Might, Maybe, Must: The Evolution of Certainty in COVID-19 Reporting
It’s tempting to believe that facts speak for themselves. That, no matter how it is presented, data is data.
Science communication reveals that is not the case. How facts are communicated influence their reception, their critique, and the (in)action they spur. COVID-19 reporting is a clear example of how rhetoric can deeply change a reader’s perception of scientific fact. Compare, for example, two pieces by former Washington Post editor Andrew Freedman, published a year apart.

As the Northern hemisphere began to thaw in March of 2020, questions circulated about how the pandemic would evolve over the warm summer months. The Post took a look at a preprint uploaded to the research site SSRN that suggested rates of infection from COVID-19 may drop over the summer. The preprint’s authors, both affiliated with the Massachusetts Institute of Technology, postulated that the virus may spread more slowly in areas warmer than 63º F with high humidity. In the same article, Freedman and his colleague Simon Denyer also spoke to researchers who cautioned that summer would offer little respite, shrouding the preprint’s analysis in a veil of skepticism.

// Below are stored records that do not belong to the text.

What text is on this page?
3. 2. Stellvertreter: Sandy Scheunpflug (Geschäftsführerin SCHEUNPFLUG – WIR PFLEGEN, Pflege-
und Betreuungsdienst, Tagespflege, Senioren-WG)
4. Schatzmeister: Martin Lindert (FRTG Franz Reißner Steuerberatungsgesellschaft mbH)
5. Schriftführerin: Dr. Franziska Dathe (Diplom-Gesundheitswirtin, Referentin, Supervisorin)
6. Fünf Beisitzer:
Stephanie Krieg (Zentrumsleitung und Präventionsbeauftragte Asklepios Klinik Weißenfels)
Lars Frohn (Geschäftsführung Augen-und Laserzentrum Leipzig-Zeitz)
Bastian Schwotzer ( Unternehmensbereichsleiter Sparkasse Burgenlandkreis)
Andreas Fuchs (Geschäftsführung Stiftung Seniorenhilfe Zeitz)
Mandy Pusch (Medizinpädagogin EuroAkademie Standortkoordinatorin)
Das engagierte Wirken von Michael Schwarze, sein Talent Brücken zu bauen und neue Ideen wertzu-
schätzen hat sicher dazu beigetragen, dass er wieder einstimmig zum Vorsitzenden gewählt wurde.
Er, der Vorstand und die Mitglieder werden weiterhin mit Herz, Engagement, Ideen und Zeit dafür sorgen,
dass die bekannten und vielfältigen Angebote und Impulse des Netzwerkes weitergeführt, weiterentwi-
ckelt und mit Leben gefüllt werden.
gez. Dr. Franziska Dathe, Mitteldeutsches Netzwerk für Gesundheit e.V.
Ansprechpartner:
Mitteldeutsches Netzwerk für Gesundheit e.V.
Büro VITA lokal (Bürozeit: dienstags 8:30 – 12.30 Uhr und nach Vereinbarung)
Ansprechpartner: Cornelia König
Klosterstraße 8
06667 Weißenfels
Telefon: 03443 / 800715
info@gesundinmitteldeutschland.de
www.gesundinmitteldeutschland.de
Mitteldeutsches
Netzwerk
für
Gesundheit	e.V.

By March of 2021, scientific consensus had changed about the virus’ seasonality. Freedman reported on initial findings from a World Meteorological Organization panel that warm weather alone won’t decrease COVID-19 rates. The panel of 16 interdisciplinary experts from five continents analyzed peer-reviewed research papers published until January of 2021, just as new variants began to emerge. They found that human behavior –such as mask-wearing and social distancing– impacts virus transmission more than environmental factors do.
Is the change in tone due solely to the growing body of scientific research, or could there be other factors at play? In the year between the two articles, many aspects of science reporting didn’t change. Freedman turns to scientific researchers to interpret the findings of studies rather than conducting his own analyses. He cites individuals from five institutions of higher education in the first piece and sixteen in the second, nodding to the rigorous body of COVID-19 research that they had conducted. Names like the MIT and Johns Hopkins University, in addition to titles like immunologist, virologist, and earth scientist, encourage the reader to have faith in the article’s assertions by implicitly drawing upon the centuries of prestige held by these institutions.
Both pieces also express doubt in their findings, noting in 2020 that, “research is only just getting underway” and in 2021 that “no firm conclusions [about environmental effects on virus survival] can be drawn for COVID-19 at this time.” Science is an iterative process, so it follows that even years into a pandemic, questions remain.
But a deeper analysis of the news stories reveals key differences in the tools used to frame scientific research.
When SARS-CoV-2 emerged, since most researchers are competent enough through their past research to have a good idea of how pandemics spread in general, they skipped the stage of overconfidence and quickly realized how little they knew about the new virus. This is what is called “the valley of despair”.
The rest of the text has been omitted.